Sorry, I did not realise you were asking about the specific Alt-functions of the GPIO's on P5, and thus you simply triggered my "teaching mode".
No each SoC GPIO pin has its own dedicated set of alternate functions, all pins can do generic I/O, but not all can function as I2C port or as UART, only some specific pins have those specific alt-functions.
AFAIK the P5 pins specifically are suitable for an I2S interface. I think the original front page article gave some details.
lets see;
To utilise GPIO signals released by the removal of the version identification links, a new connector site P5 has been added. This carries the four GPIO signals [BCM2835/GPIO28 – BCM2835/GPIO31] named GPIO7 – GPIO10 respectively, along with +5V0, +3V3 and two 0V. Currently this connector is not populated.
This GPIO allocation provides access to one of:
SDA0, SCL0 (Operating independently of P1 SDA1, SCL1); or
PCM_CLK, PCM_FS, PCM_DIN, PCM_DOUT or I2S; or
Four GPIO signals.
This connector is intended to be a suitable attachment point for third-party clock and audio codec boards, and is pinned to be mounted (ideally) on the underside due to connector clash. Pin 1 is marked with the square pad (top left – looking from the top).
The document "BCM2835-ARM-Peripherals 06-53-23.pdf" gives details about the Alt functions of GPIO28 to 31 .
Code: Select all
GPIO# ALT0 ALT1 ALT2 ALT3 ALT5
28 SDA0 SA5 PCM_CLK <reserved>
29 SLC0 SA4 PCM_FS <reserved>
30 <reserved> SA3 PCM_DIN CTS0 CTS1
31 <reserved> SA2 PCM_DOUT RTS0 RTS1
Note that the ALT1 functions are useless (part of a databus interface, with SA2 being the third address line etc), and none of the ports has an ALT4 function.
So generally speaking, using ALT0 for ports 28 & 29 will give you I2C port #0 and simultaneously you can have hardware handshake lines for either UART0 or UART1 by using ALT5 for ports 30 &31. Note that because only complete (RXD & TXD) signals for only one of the two UARTs available are routed out, you can only have one complete serial port (but now one including hardware handshaking).
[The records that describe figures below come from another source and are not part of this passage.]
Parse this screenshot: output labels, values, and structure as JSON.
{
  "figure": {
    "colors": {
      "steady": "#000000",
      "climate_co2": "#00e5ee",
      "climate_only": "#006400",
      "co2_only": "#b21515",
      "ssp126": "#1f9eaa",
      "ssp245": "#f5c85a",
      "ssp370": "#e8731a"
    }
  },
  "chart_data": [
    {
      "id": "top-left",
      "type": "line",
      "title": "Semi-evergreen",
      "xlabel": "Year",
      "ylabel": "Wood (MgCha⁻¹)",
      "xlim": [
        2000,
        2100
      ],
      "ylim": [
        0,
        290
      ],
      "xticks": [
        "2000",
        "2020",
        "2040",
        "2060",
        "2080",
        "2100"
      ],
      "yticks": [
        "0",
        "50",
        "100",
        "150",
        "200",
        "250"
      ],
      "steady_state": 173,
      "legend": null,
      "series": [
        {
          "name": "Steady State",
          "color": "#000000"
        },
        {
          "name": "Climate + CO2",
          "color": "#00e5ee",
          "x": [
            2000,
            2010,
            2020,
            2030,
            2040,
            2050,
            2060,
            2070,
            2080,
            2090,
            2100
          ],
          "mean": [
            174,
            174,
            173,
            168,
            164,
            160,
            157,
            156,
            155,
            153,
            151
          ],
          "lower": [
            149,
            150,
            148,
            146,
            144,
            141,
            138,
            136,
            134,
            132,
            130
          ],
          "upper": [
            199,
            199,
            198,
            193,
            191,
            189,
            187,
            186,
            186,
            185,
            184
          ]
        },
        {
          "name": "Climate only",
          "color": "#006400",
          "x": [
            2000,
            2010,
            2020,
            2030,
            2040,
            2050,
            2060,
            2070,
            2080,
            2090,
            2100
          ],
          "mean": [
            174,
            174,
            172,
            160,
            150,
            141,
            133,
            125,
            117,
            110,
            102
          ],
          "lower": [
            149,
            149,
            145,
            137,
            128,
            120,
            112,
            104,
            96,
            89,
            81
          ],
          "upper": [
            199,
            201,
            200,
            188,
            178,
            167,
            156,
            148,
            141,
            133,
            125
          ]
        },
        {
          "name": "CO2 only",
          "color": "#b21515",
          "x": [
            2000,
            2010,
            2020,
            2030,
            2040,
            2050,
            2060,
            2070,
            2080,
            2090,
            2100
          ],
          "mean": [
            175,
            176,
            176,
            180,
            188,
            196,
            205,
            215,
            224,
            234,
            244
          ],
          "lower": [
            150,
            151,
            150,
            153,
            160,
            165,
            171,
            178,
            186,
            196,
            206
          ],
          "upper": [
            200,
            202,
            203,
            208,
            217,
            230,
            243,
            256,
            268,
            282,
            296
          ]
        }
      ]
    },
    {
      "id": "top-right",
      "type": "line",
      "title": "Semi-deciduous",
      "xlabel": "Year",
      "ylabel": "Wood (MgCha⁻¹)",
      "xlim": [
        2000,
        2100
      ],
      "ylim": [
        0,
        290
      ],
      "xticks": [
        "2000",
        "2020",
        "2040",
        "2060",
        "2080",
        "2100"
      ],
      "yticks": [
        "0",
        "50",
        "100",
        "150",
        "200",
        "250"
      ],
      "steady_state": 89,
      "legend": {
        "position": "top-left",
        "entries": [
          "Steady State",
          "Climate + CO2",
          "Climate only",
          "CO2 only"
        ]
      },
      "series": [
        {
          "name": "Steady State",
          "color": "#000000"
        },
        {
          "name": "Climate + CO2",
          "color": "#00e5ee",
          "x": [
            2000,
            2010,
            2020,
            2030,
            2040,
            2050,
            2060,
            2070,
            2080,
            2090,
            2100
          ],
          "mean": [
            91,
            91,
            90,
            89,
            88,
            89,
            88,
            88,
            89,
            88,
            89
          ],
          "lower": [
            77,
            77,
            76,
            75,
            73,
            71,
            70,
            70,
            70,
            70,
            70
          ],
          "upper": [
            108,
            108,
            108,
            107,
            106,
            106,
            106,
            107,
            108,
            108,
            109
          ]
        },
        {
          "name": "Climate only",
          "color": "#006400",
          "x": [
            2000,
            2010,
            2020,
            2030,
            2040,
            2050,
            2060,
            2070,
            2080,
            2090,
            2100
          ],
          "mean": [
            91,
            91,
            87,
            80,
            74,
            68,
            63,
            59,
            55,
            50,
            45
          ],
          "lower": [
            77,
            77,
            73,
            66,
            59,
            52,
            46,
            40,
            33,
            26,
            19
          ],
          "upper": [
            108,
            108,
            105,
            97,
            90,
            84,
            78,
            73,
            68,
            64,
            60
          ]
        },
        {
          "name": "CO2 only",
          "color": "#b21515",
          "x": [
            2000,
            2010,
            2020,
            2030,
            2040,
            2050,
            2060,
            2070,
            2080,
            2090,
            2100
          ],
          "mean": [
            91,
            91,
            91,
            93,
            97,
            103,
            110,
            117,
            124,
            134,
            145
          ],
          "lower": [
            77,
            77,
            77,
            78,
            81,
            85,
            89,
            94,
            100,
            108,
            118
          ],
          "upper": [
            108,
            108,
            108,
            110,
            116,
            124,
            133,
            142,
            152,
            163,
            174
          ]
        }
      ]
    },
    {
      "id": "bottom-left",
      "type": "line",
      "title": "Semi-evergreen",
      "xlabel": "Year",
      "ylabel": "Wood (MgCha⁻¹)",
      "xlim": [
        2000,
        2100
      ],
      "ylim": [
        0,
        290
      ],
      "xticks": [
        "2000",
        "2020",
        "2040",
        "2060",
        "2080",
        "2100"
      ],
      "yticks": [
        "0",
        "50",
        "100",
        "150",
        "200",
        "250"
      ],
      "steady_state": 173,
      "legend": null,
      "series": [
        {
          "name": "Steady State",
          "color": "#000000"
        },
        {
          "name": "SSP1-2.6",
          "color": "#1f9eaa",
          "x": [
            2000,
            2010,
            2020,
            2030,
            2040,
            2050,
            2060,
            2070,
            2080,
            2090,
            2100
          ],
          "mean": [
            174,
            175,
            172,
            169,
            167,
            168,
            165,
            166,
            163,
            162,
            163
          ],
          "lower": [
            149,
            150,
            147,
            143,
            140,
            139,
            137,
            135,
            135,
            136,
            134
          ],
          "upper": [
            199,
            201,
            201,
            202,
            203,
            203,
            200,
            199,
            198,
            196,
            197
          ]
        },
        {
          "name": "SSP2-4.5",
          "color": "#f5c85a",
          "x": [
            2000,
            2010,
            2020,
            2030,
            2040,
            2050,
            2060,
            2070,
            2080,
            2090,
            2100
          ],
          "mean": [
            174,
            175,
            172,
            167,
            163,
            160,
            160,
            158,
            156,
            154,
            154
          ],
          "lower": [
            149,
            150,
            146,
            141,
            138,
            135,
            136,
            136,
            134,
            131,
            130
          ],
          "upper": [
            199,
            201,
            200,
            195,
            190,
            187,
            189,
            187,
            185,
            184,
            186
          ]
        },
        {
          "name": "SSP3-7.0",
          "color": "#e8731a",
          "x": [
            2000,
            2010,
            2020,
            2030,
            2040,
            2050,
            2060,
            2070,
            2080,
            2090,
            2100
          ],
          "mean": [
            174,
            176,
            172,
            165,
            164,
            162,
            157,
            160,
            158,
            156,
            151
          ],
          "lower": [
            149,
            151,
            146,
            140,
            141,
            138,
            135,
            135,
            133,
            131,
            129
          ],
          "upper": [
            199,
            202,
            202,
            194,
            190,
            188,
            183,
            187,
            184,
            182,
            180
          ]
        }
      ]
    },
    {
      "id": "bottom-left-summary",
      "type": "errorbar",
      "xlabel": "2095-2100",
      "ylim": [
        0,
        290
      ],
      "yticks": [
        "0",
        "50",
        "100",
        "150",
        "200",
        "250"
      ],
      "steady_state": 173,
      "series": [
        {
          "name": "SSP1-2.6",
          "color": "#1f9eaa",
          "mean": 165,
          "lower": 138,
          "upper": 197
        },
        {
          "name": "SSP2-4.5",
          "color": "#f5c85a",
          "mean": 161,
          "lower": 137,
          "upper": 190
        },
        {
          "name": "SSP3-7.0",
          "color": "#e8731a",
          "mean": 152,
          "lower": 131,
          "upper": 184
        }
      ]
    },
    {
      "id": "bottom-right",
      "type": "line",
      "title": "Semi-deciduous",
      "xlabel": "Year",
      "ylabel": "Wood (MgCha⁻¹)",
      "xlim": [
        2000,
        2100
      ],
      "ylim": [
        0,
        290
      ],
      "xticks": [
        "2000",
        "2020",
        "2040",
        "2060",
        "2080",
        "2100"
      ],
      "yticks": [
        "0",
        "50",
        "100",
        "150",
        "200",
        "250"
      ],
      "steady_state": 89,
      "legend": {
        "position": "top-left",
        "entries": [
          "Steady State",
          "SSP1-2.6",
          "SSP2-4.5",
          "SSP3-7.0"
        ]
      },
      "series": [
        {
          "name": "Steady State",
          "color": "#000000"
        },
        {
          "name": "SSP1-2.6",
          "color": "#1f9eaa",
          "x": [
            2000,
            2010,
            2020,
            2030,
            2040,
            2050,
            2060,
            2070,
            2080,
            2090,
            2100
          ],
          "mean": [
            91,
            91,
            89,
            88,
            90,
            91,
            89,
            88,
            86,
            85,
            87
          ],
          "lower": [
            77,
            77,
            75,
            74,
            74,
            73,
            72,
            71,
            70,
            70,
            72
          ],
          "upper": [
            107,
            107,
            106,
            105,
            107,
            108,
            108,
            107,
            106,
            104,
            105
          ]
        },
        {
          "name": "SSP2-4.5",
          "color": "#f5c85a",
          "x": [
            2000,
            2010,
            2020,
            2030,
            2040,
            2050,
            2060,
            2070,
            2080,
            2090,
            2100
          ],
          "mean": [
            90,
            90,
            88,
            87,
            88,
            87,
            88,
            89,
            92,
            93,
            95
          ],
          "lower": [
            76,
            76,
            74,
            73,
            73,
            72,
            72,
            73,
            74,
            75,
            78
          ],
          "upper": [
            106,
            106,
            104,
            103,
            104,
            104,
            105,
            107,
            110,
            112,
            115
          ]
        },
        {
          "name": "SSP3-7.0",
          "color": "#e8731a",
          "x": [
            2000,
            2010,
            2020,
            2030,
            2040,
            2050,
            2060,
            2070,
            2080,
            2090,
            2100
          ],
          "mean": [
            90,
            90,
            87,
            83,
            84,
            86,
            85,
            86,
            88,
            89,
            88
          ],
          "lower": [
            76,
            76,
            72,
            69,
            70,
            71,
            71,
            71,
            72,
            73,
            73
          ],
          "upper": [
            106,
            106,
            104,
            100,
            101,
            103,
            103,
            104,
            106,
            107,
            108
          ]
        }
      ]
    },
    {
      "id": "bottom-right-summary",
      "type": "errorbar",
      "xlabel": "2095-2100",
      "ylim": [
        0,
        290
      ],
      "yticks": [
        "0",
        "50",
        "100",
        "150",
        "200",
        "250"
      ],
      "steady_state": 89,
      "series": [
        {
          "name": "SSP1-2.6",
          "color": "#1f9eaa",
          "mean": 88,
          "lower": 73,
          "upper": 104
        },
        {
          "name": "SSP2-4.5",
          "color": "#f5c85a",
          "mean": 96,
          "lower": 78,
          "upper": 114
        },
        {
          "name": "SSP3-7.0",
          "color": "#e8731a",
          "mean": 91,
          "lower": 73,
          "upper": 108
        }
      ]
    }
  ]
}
One way to use the two UARTS available simultaneously through would be by having the transmitter running at a UART with different baud rate than the other UART for the receiver (known as "split speed", in the past mainly used with V.23 modems).
By using all ports with ALT2 settings you can have a complete I2S interface with clock, frame clock, data-in and data-out.
in fact the wiki should be updated to give this information also, in a table like that for P1.